在 R 中绘制决策边界

Drawing decision boundaries in R

我从 knn 函数中得到了一系列模型化的 class 标签。我有一个包含基本数字训练数据的数据框,以及另一个用于测试数据的数据框。我将如何为 knn 函数的返回值绘制决策边界?我必须在锁定的机器上复制我的发现,所以请尽可能限制使用第 3 方库。

我只有两个 class 标签,"orange" 和 "blue"。它们是用训练数据绘制在一个简单的二维图上的。同样,我只想围绕 knn 函数的结果画一个边界。

代码:

library(class)

n <- 100

set.seed(1)
x <- round(runif(n, 1, n))
set.seed(2)
y <- round(runif(n, 1, n))
train.df <- data.frame(x, y)

set.seed(1)
x.test <- round(runif(n, 1, n))
set.seed(2)
y.test <- round(runif(n, 1, n))
test.df <- data.frame(x.test, y.test)

k <- knn(train.df, test.df, classes, k=25)

plot(test.df, col=k)

classes 只是 class 标签的向量,这些标签是根据较早的代码确定的。

如果你需要,下面是我工作的完整代码:

library(class)

n <- 100
set.seed(1)
x <- round(runif(n, 1, n))
set.seed(2)
y <- round(runif(n, 1, n))

# ============================================================
# Bayes Classifier + Decision Boundary Code
# ============================================================

classes <- "null"
colours <- "null"

for (i in 1:n)
{

    # P(C = j | X = x, Y = y) = prob
    # "The probability that the class (C) is orange (j) when X is some x, and Y is some y"
    # Two predictors that influence classification: x, y
    # If x and y are both under 50, there is a 90% chance of being orange (grouping)
    # If x and y and both over 50, or if one of them is over 50, grouping is blue
    # Algorithm favours whichever grouping has a higher chance of success, then plots using that colour
    # When prob (from above) is 50%, the boundary is drawn

    percentChance <- 0
    if (x[i] < 50 && y[i] < 50)
    {
        # 95% chance of orange and 5% chance of blue
        # Bayes Decision Boundary therefore assigns to orange when x < 50 and y < 50
        # "colours" is the Decision Boundary grouping, not the plotted grouping
        percentChance <- 95
        colours[i] <- "orange"
    }
    else
    {
        percentChance <- 10
        colours[i] <- "blue"
    }

    if (round(runif(1, 1, 100)) > percentChance)
    {
        classes[i] <- "blue"
    }
    else
    {
        classes[i] <- "orange"
    }
}

boundary.x <- seq(0, 100, by=1)
boundary.y <- 0
for (i in 1:101)
{
    if (i > 49)
    {
        boundary.y[i] <- -10 # just for the sake of visual consistency, real value is 0
    }
    else
    {
        boundary.y[i] <- 50
    }
}
df <- data.frame(boundary.x, boundary.y)

plot(x, y, col=classes)
lines(df, type="l", lty=2, lwd=2, col="red")

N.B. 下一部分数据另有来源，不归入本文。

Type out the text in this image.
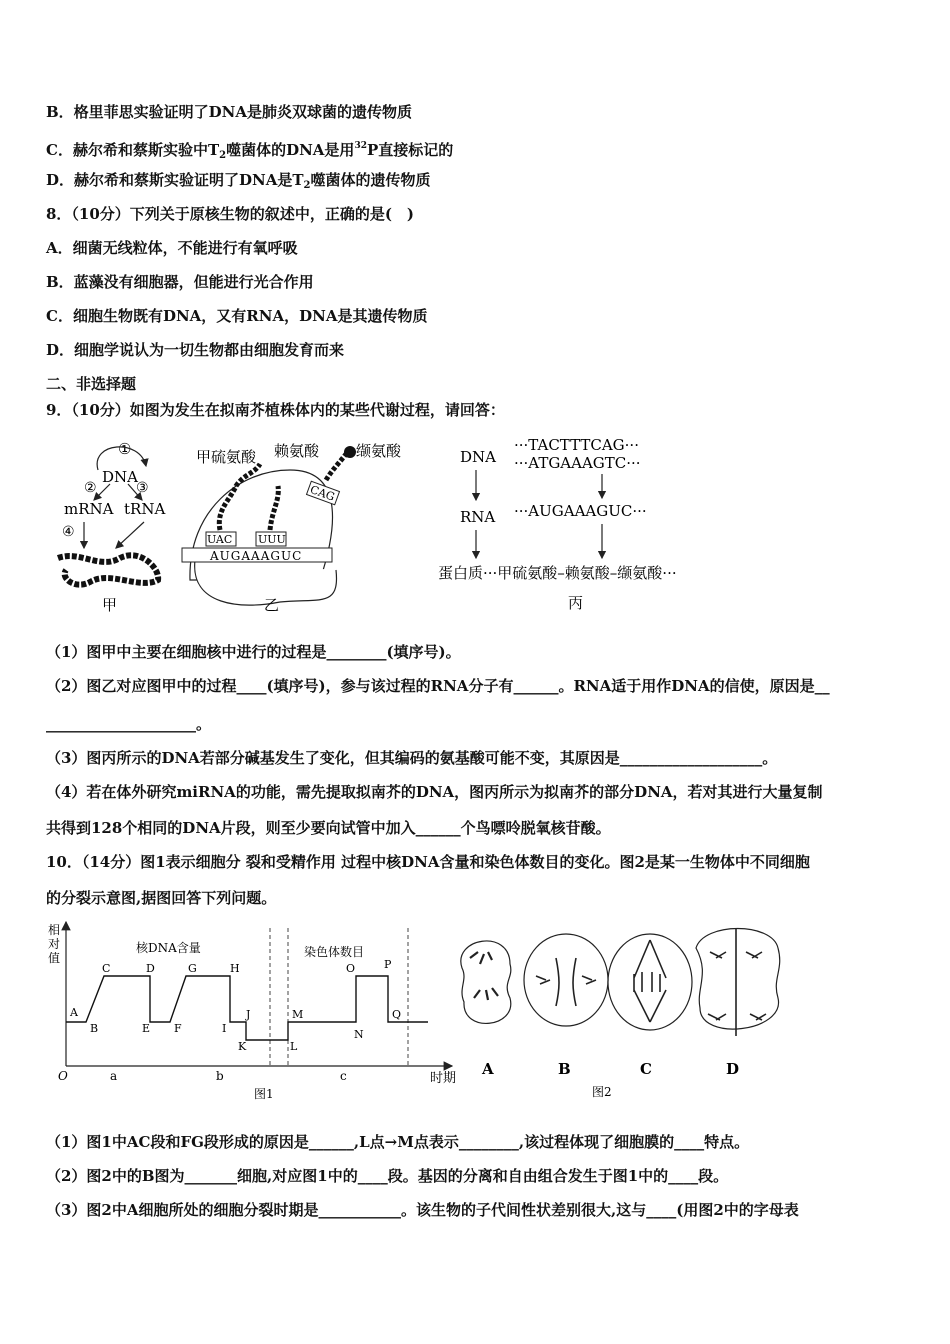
B．格里菲思实验证明了DNA是肺炎双球菌的遗传物质
C．赫尔希和蔡斯实验中$T_2$噬菌体的DNA是用$^{32}$P直接标记的
D．赫尔希和蔡斯实验证明了DNA是$T_2$噬菌体的遗传物质
8．（10分）下列关于原核生物的叙述中，正确的是(　)
A．细菌无线粒体，不能进行有氧呼吸
B．蓝藻没有细胞器，但能进行光合作用
C．细胞生物既有DNA，又有RNA，DNA是其遗传物质
D．细胞学说认为一切生物都由细胞发育而来
二、非选择题
9．（10分）如图为发生在拟南芥植株体内的某些代谢过程，请回答：
①
DNA
②	③
mRNA tRNA
④
甲
AUGAAAGUC
UAC UUU
CAG
甲硫氨酸 赖氨酸 缬氨酸
乙
DNA
RNA
···TACTTTCAG···
···ATGAAAGTC···
···AUGAAAGUC···
蛋白质···甲硫氨酸–赖氨酸–缬氨酸···
丙
（1）图甲中主要在细胞核中进行的过程是________(填序号)。
（2）图乙对应图甲中的过程____(填序号)，参与该过程的RNA分子有______。RNA适于用作DNA的信使，原因是__
____________________。
（3）图丙所示的DNA若部分碱基发生了变化，但其编码的氨基酸可能不变，其原因是___________________。
（4）若在体外研究miRNA的功能，需先提取拟南芥的DNA，图丙所示为拟南芥的部分DNA，若对其进行大量复制
共得到128个相同的DNA片段，则至少要向试管中加入______个鸟嘌呤脱氧核苷酸。
10．（14分）图1表示细胞分 裂和受精作用 过程中核DNA含量和染色体数目的变化。图2是某一生物体中不同细胞
的分裂示意图,据图回答下列问题。
相
对
值
O	时期
核DNA含量	染色体数目
A
B
C	D
E F
G	H
I
J
K	L
M
N
O	P
Q
a	b	c
图1
A	B	C	D
图2
（1）图1中AC段和FG段形成的原因是______,L点→M点表示________,该过程体现了细胞膜的____特点。
（2）图2中的B图为_______细胞,对应图1中的____段。基因的分离和自由组合发生于图1中的____段。
（3）图2中A细胞所处的细胞分裂时期是___________。该生物的子代间性状差别很大,这与____(用图2中的字母表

# ============================================================
# K-Nearest neighbour code
# ============================================================

#library(class)

#n <- 100

#set.seed(1)
#x <- round(runif(n, 1, n))
#set.seed(2)
#y <- round(runif(n, 1, n))
train.df <- data.frame(x, y)

set.seed(1)
x.test <- round(runif(n, 1, n))
set.seed(2)
y.test <- round(runif(n, 1, n))
test.df <- data.frame(x.test, y.test)

k <- knn(train.df, test.df, classes, k=25)

plot(test.df, col=k)

在网格上获取 class 概率预测,并在 P=0.5(或任何您想要的截止点)处绘制等高线。这也是 Venables 和 Ripley 的 classic MASS 教科书以及 Hastie、Tibshirani 和 Friedman 的 Elements of Statistical Learning 中使用的方法。

# class labels: simple distance from origin
classes <- ifelse(x^2 + y^2 > 60^2, "blue", "orange")
classes.test <- ifelse(x.test^2 + y.test^2 > 60^2, "blue", "orange")

grid <- expand.grid(x=1:100, y=1:100)
classes.grid <- knn(train.df, grid, classes, k=25, prob=TRUE)  # note last argument
prob.grid <- attr(classes.grid, "prob")
prob.grid <- ifelse(classes.grid == "blue", prob.grid, 1 - prob.grid)

# plot the boundary
contour(x=1:100, y=1:100, z=matrix(prob.grid, nrow=100), levels=0.5,
        col="grey", drawlabels=FALSE, lwd=2)
# add points from test dataset
points(test.df, col=classes.test)

基本也见the same question on CrossValidated.